Trips
Posted: February 4, 2015 Filed under: children, the California Condition Leave a commentfrom this New Yorker article by Michael Pollan about psilocybin:
Carhart-Harris doesn’t romanticize psychedelics, and he has little patience for the sort of “magical thinking” and “metaphysics” they promote. In his view, the forms of consciousness that psychedelics unleash are regressions to a more “primitive style of cognition.” Following Freud, he says that the mystical experience—whatever its source—returns us to the psychological condition of the infant, who has yet to develop a sense of himself as a bounded individual. The pinnacle of human development is the achievement of the ego, which imposes order on the anarchy of a primitive mind buffeted by magical thinking. (The developmental psychologist Alison Gopnik has speculated that the way young children perceive the world has much in common with the psychedelic experience. As she puts it, “They’re basically tripping all the time.”)
This article gives a lot of ammo to hippies:
He said that the N.I.M.H would need to see “a path to development” and suspects that “it would be very difficult to get a pharmaceutical company interested in developing this drug, since it cannot be patented.” It’s also unlikely that Big Pharma would have any interest in a drug that is administered only once or twice in the course of treatment. “There’s not a lot of money here when you can be cured with one session,” Bossis pointed out.
Interesting talking about psychoactive drugs in medicine: pretty fast you hit the boundaries of science:
PATIENT: What does this drug do?
DOCTOR: Well, medically, nothing, but it might… make you feel like your ego died and you’ve come into harmony with the great spirit of the cosmos?
We’re at the limit of medicine here, crossing over to religion or at least social anthropology.
If you’re taking mushrooms in a lab in a New York hospital, under medical supervision, that’s gonna affect your experience. If you take them after traveling to southern Mexico, in the house of a curandera, and you’re open to the idea that a curandera might have some kind of power, you’re gonna have another kind of experience:
In 1955, after years spent chasing down reports of the clandestine use of magic mushrooms among indigenous Mexicans, Wasson was introduced to them by María Sabina, a curandera—a healer, or shaman—in southern Mexico. Wasson’s awed first-person account of his psychedelic journey during a nocturnal mushroom ceremony inspired several scientists, including Timothy Leary, a well-regarded psychologist doing personality research at Harvard, to take up the study of psilocybin. After trying magic mushrooms in Cuernavaca, in 1960, Leary conceived the Harvard Psilocybin Project, to study the therapeutic potential of hallucinogens. His involvement with LSD came a few years later.

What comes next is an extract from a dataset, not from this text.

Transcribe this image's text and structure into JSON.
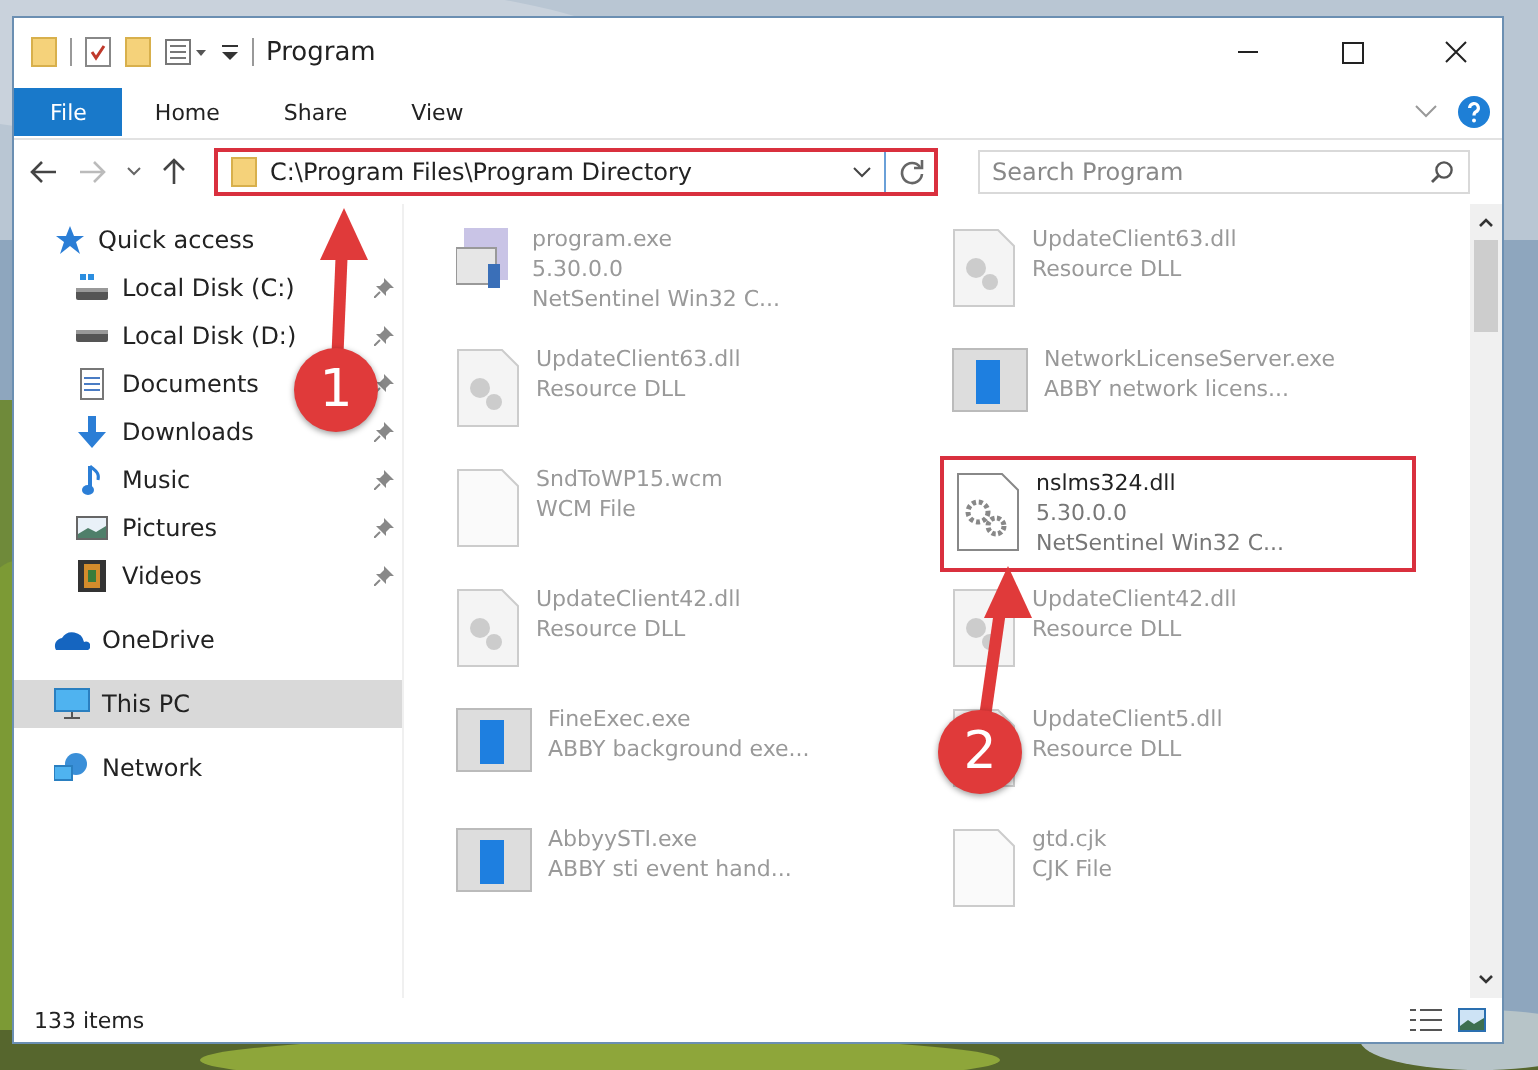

In the wake of Wasson’s research, Albert Hofmann experimented with magic mushrooms in 1957. “Thirty minutes after my taking the mushrooms, the exterior world began to undergo a strange transformation,” he wrote. “Everything assumed a Mexican character.”
(would they have assumed a “Mexican character” if Hofmann thought they came from Cambodia?)

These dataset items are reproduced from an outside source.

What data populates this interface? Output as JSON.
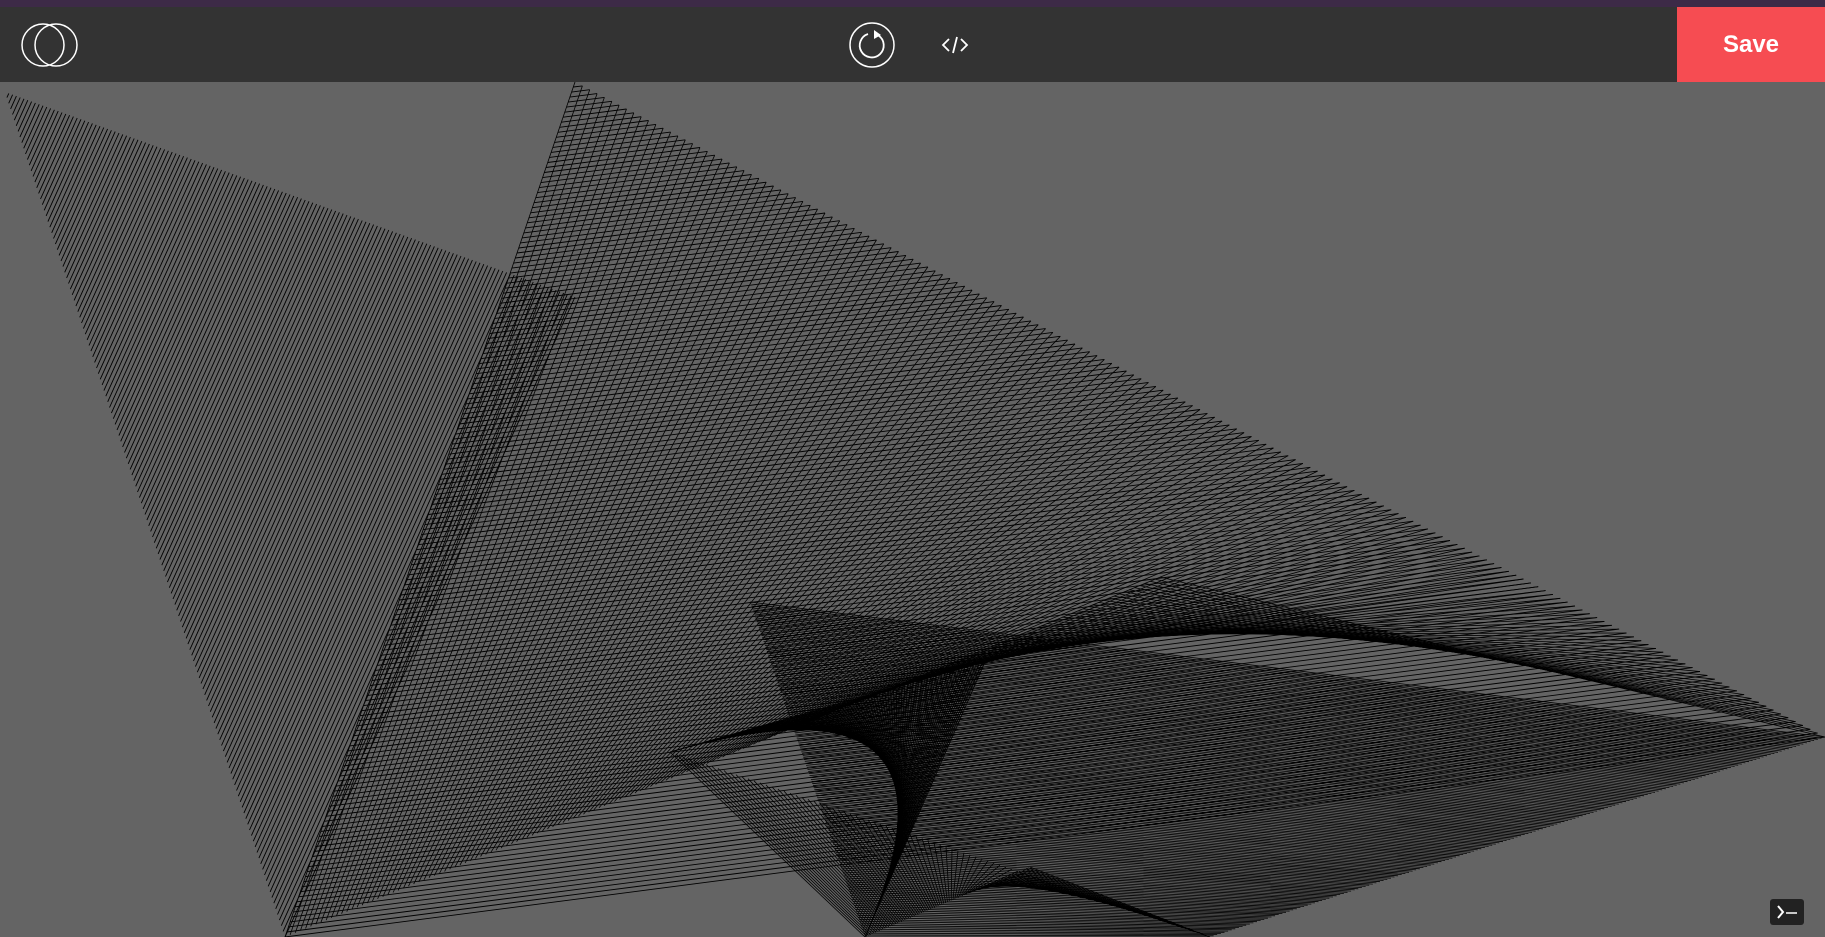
{
  "app": {
    "accent_stripe_color": "#3d2a47",
    "toolbar_color": "#333333",
    "canvas_color": "#646464"
  },
  "toolbar": {
    "logo_icon": "overlapping-circles-logo-icon",
    "reload_icon": "reload-icon",
    "code_icon": "code-brackets-icon",
    "save_label": "Save",
    "save_color": "#f64c52"
  },
  "canvas": {
    "line_color": "#000000"
  },
  "console": {
    "icon": "terminal-prompt-icon"
  }
}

If you get mushrooms from your college buddy, and the point is to clown around in the park, you’re gonna have another kind of experience. If you’re a true hippie open to the idea that mushroom spores traveled to Earth as a kind of message from some distant galaxy, that’s gonna affect your experience.
What about this context?:
In a double-blind experiment, twenty divinity students received a capsule of white powder right before a Good Friday service at Marsh Chapel, on the Boston University campus; ten contained psilocybin, ten an active placebo (nicotinic acid). Eight of the ten students receiving psilocybin reported a mystical experience, while only one in the control group experienced a feeling of “sacredness” and a “sense of peace.” (Telling the subjects apart was not difficult, rendering the double-blind a somewhat hollow conceit: those on the placebo sat sedately in their pews while the others lay down or wandered around the chapel, muttering things like “God is everywhere” and “Oh, the glory!”) Pahnke concluded that the experiences of eight who received the psilocybin were “indistinguishable from, if not identical with,” the classic mystical experiences reported in the literature by William James, Walter Stace, and others.
That ain’t exactly laboratory conditions – there’s lots going on here. I get that there’s a double-blind, but do you measure: who cared more about Good Friday going in? Who was further along on some kind of spiritual journey?

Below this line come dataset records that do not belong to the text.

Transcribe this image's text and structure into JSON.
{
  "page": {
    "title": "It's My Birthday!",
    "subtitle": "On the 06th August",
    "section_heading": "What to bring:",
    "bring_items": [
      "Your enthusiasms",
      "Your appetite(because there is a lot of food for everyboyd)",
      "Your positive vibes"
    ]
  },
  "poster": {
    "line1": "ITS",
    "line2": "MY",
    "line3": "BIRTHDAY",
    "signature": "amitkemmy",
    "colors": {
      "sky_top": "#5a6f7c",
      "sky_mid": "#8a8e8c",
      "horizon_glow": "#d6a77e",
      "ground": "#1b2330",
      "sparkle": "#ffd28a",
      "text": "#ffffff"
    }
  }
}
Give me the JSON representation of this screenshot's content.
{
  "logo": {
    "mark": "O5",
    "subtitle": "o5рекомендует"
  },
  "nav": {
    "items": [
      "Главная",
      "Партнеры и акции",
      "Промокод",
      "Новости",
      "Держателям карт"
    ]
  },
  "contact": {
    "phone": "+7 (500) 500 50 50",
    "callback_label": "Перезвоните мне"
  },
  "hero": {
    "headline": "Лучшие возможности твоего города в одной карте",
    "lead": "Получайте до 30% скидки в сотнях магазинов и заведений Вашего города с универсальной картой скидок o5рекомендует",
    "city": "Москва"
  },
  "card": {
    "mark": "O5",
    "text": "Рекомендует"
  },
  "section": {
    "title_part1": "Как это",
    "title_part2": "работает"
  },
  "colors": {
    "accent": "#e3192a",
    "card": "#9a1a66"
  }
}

My own thinking on this much affected by ideas of Helytimes favorite Wade Davis. Got more interested re: ayahuasca. It’s one thing to take ayahuasca at a rented house in Malibu. Another thing to go to the Amazon, where your surroundings are halfway a hallucination before you drink a thing. Big difference how you feel here:
Vs. here:
Old advisor at college, a wonderful eccentric woman, used to say she thought all pre-meds should be anthropology majors.